Arnold himself adds to the idea that Justice is the primary Core Value being addressed and tested in the 20th degree when he notes he is, “seeking justice from those who have pledged themselves to always give justice.”
Although there may be some argument that Arnold was stuck in a position where those judging him were already biased (and not without good reason), Arnold’s own “defense” in this drama is poor at best. He tries to persuade those present by argument and by confrontation with the British officer, Belltower, that he was the victim of a grave injustice. However, no matter how Arnold argues his case or who he accuses of leading him astray, the evidence and testimony presented in the allegory leave the viewer with little room for any conclusion other than Arnold is a victim only of his own conscious actions and decisions.
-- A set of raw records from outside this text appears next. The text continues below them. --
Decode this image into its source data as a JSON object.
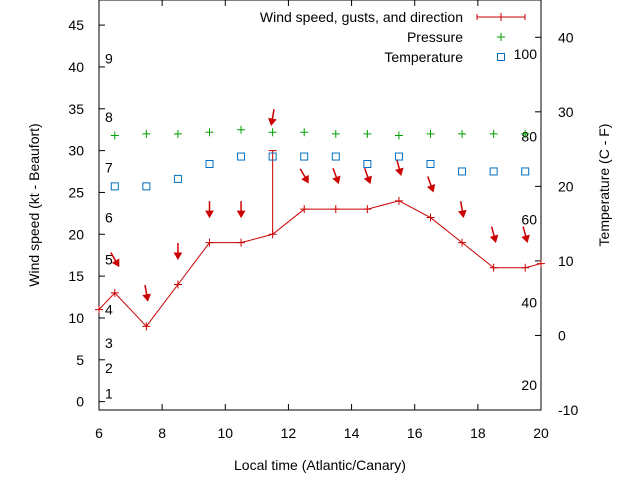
{
  "chart_data": {
    "type": "line",
    "x_label": "Local time (Atlantic/Canary)",
    "y_label": "Wind speed (kt - Beaufort)",
    "y2_label": "Temperature (C - F)",
    "xlim": [
      6,
      20
    ],
    "ylim": [
      -1,
      48
    ],
    "y2lim": [
      -10,
      45
    ],
    "grid": false,
    "legend_position": "top-right",
    "x_ticks": [
      6,
      8,
      10,
      12,
      14,
      16,
      18,
      20
    ],
    "y_ticks": [
      0,
      5,
      10,
      15,
      20,
      25,
      30,
      35,
      40,
      45
    ],
    "y2_ticks": [
      -10,
      0,
      10,
      20,
      30,
      40
    ],
    "beaufort_labels": [
      {
        "label": "1",
        "kt": 1
      },
      {
        "label": "2",
        "kt": 4
      },
      {
        "label": "3",
        "kt": 7
      },
      {
        "label": "4",
        "kt": 11
      },
      {
        "label": "5",
        "kt": 17
      },
      {
        "label": "6",
        "kt": 22
      },
      {
        "label": "7",
        "kt": 28
      },
      {
        "label": "8",
        "kt": 34
      },
      {
        "label": "9",
        "kt": 41
      }
    ],
    "fahrenheit_labels": [
      {
        "label": "20",
        "celsius": -6.67
      },
      {
        "label": "40",
        "celsius": 4.44
      },
      {
        "label": "60",
        "celsius": 15.56
      },
      {
        "label": "80",
        "celsius": 26.67
      },
      {
        "label": "100",
        "celsius": 37.78
      }
    ],
    "legend": [
      {
        "label": "Wind speed, gusts, and direction",
        "color": "#cc0000",
        "symbol": "line-plus"
      },
      {
        "label": "Pressure",
        "color": "#00a000",
        "symbol": "plus"
      },
      {
        "label": "Temperature",
        "color": "#0070c0",
        "symbol": "square"
      }
    ],
    "series": [
      {
        "name": "Wind speed",
        "axis": "y",
        "color": "#cc0000",
        "x": [
          6,
          6.5,
          7.5,
          8.5,
          9.5,
          10.5,
          11.5,
          12.5,
          13.5,
          14.5,
          15.5,
          16.5,
          17.5,
          18.5,
          19.5,
          20
        ],
        "values": [
          11,
          13,
          9,
          14,
          19,
          19,
          20,
          23,
          23,
          23,
          24,
          22,
          19,
          16,
          16,
          16.5
        ]
      },
      {
        "name": "Gust",
        "axis": "y",
        "color": "#cc0000",
        "x": [
          11.5
        ],
        "from": [
          20
        ],
        "values": [
          30
        ]
      },
      {
        "name": "Wind direction",
        "axis": "y",
        "color": "#cc0000",
        "x": [
          6.5,
          7.5,
          8.5,
          9.5,
          10.5,
          11.5,
          12.5,
          13.5,
          14.5,
          15.5,
          16.5,
          17.5,
          18.5,
          19.5
        ],
        "values": [
          17,
          13,
          18,
          23,
          23,
          34,
          27,
          27,
          27,
          28,
          26,
          23,
          20,
          20
        ],
        "direction_deg": [
          330,
          350,
          0,
          0,
          0,
          10,
          330,
          340,
          340,
          345,
          340,
          350,
          345,
          345
        ]
      },
      {
        "name": "Pressure",
        "axis": "y",
        "color": "#00a000",
        "x": [
          6.5,
          7.5,
          8.5,
          9.5,
          10.5,
          11.5,
          12.5,
          13.5,
          14.5,
          15.5,
          16.5,
          17.5,
          18.5,
          19.5
        ],
        "values": [
          31.8,
          32,
          32,
          32.2,
          32.5,
          32.2,
          32.2,
          32,
          32,
          31.8,
          32,
          32,
          32,
          32
        ]
      },
      {
        "name": "Temperature",
        "axis": "y2",
        "color": "#0070c0",
        "x": [
          6.5,
          7.5,
          8.5,
          9.5,
          10.5,
          11.5,
          12.5,
          13.5,
          14.5,
          15.5,
          16.5,
          17.5,
          18.5,
          19.5
        ],
        "values": [
          20,
          20,
          21,
          23,
          24,
          24,
          24,
          24,
          23,
          24,
          23,
          22,
          22,
          22
        ]
      }
    ]
  }
}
This is summed up by Washington at the end of the allegory when he says, “You yourself have done what has been done, and this is the price to pay—you are a man without a country.”
In the last line of the 20th degree, Washington makes the concluding remark, “Let me say again what never must be forgotten: treason is a crime over which Masonry casts no mantle of charity.” Without doubt, this brings the Core Values of Devotion to Country and Integrity right back to the forefront. What should not be overlooked, though: it was an act and a test of justice at this Masonic meeting-turned-hearing that allowed that conclusion to be drawn. Without doubt, Justice is the “working” Core Value in this degree.